ANS prices need to retreat below Oman to compete in Asian export markets.
Current demand
Current ANS production is either consumed by Alaskan refineries or shipped from Valdez on Jones Act tankers to Washington State and California, with a smaller volume going to Hawaii and exports confined to occasional spot cargoes, two in 2018, for example.
The accompanying chart shows our estimate of where ANS was consumed between the final quarter of 2016 and the fourth quarter of 2018. Volumes shipped to California, in blue, are from California Energy Commission reports. Volumes into Washington State, in green, are calculated from that state’s Department of Ecology crude movement reports. The balance, in red, is quarterly production, minus California and Washington volumes, that we assume is mostly consumed in Alaska.
During 2018, the averages worked out to be 200,000 bbl/d to California, 208,000 bbl/d to Washington State and 108,000 bbl/d to Alaska.
Export prospects
With current supply and demand for ANS tight, prospects for exports depend on increased production exceeding regional refinery requirements. Important variables in that equation include the impact of competing crude supplies from Canada and North Dakota delivered to Washington State refineries.
On average during 2018, North Dakota Bakken represented 17% and Canadian crude delivered by pipeline 20% of Washington feedstock, with most of the rest being ANS.
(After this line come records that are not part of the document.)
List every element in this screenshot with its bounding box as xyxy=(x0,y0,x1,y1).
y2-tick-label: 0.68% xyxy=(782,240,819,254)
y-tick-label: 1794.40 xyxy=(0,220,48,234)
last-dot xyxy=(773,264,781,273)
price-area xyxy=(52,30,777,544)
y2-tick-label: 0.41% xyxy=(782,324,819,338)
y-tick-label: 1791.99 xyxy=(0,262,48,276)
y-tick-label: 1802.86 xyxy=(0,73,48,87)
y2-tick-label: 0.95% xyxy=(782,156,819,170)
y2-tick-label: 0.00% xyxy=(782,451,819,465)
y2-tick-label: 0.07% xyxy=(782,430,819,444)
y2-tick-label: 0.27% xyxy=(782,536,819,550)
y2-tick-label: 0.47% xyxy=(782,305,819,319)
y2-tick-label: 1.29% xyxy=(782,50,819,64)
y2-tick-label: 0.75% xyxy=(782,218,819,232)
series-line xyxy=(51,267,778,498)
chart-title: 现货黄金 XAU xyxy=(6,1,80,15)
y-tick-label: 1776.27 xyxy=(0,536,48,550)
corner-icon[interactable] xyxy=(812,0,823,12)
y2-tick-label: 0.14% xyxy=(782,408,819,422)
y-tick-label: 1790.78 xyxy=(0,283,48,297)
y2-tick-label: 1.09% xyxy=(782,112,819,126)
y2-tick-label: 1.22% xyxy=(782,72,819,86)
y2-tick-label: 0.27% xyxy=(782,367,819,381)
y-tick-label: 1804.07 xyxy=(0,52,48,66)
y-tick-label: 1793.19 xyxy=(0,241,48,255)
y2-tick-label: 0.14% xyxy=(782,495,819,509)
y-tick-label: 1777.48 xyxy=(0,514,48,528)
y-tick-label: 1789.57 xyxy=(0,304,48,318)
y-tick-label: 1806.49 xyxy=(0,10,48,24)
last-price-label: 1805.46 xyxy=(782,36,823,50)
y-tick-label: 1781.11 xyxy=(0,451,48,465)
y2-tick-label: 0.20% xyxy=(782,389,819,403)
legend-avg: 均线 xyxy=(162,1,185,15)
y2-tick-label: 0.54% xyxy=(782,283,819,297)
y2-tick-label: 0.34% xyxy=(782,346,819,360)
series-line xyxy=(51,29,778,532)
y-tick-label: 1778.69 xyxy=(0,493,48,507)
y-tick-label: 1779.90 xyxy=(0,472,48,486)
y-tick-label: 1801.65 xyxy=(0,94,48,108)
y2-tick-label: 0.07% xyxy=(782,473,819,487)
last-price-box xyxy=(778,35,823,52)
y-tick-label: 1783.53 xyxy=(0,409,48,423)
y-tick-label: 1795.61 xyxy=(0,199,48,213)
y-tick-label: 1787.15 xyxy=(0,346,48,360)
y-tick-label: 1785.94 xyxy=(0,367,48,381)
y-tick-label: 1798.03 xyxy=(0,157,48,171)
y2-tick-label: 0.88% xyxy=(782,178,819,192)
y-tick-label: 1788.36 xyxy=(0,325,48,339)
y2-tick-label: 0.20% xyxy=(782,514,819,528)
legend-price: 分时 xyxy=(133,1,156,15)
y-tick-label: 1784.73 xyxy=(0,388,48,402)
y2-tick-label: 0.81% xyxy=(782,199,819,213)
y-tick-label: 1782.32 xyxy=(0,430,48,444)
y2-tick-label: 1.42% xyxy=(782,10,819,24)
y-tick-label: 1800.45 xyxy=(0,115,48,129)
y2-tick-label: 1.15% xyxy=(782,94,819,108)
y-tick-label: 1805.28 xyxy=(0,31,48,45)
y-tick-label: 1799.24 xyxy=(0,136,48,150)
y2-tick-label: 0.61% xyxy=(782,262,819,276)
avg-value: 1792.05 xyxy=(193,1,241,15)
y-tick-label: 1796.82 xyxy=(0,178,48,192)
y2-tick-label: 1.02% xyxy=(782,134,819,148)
Two potential changes to Washington State refinery supply could affect ANS demand. The first is completion from the Trans Mountain Express pipeline expansion between Edmonton, Alberta, and Vancouver, British Columbia, that would increase Canadian crude supply to the West Coast by 600,000 bbl/d. This much-delayed project, now owned by the Canadian government, may not be complete until after 2021, but it would allow Washington refiners to increase Canadian crude runs at the expense of ANS.
Increased Canadian supplies at Vancouver could also be shipped down the West Coast to California with the same impact—freeing up more ANS for potential export.
The second change impacts the volume of Bakken crude railed from North Dakota to Washington State refineries. These shipments, which averaged 148,000 bbl/d during 2018, could be curtailed or limited by a Washington State regulation concerning the quality of crude permitted to move by rail.
That regulation restricts crude flammability by imposing a Reid Vapor Pressure (RVP) limit of 9 pounds/square-inch on crude. That reduces crude volatility in case of a rail accident—but is regarded as prohibitively expensive by Bakken producers since it requires pre-processing crude to remove light components.
The implication is that a ban on crude over 9 RVP would preclude shipments to Washington refineries, rendering them increasingly reliant on ANS supplies. The final iteration of the legislation only applies to incremental crude barrels, representing 10% more than previously shipped by rail.
That would reduce the impact on current ANS demand.
Time is right
Whatever happens with Bakken crude-by-rail or Canadian crude supplies, the potential for increased ANS exports relies firmly on production shifting to a higher gear in the next several years. Right now, the relative shortage of sour crude in world markets caused by OPEC production cuts and sanctions on Venezuela and Iran easily justify increased output of medium sour grades like ANS, which is pricing higher than Brent.
Producers are making that bet by investing and drilling to increase output—hoping to leverage existing infrastructure to keep costs down. If the forecasted increase in production happens, there should be a market for more ANS—either at West Coast refineries or in Asian markets.